Bukan saja ta‘alluq dan takhalluq, tapi buku ini menuntun kita agar melanjutkan ke tingkatan ketiga, yaitu taḥaqquq. Taḥaqquq adalah suatu kemampuan untuk mengaktualisasikan kesadaran seorang mu’min yang dirinya sudah “didominasi” sifat-sifat Tuhan sehingga tercermin dalam perilakunya yang suci dan mulia.

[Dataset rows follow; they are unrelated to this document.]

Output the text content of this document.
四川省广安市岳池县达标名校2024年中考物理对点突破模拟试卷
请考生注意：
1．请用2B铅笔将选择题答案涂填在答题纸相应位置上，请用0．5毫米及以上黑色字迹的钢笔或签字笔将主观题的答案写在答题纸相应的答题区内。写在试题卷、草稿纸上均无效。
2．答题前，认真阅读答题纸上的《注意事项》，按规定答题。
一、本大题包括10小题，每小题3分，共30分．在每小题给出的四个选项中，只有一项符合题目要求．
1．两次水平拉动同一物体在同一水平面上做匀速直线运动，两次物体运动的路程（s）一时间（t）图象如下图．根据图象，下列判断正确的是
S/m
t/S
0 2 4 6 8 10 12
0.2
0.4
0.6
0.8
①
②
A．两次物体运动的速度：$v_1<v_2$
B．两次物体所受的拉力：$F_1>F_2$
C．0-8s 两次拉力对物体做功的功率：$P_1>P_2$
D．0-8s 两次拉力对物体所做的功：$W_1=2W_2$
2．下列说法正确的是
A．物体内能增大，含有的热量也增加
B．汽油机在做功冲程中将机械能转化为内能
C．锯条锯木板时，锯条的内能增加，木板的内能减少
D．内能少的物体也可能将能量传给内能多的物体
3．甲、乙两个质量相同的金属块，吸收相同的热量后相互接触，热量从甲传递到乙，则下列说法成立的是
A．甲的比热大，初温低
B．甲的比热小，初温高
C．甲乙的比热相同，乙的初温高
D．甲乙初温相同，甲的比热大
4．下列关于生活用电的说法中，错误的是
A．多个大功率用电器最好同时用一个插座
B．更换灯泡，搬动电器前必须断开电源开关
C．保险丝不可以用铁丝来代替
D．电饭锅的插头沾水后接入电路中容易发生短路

Maqām Taḥaqquq inilah yang didambakan oleh penulis buku kecil tapi bergizi ini. Setelah mengupas lapis-lapis ma‘na dibalik setiap asma secara bernas, kita juga diajak agar benar-benar bisa meresapi ma‘na itu serta dituntun bagaimana melahirkan sikap dan perilaku sehari-hari yang sesuai dengan makna asma tersebut.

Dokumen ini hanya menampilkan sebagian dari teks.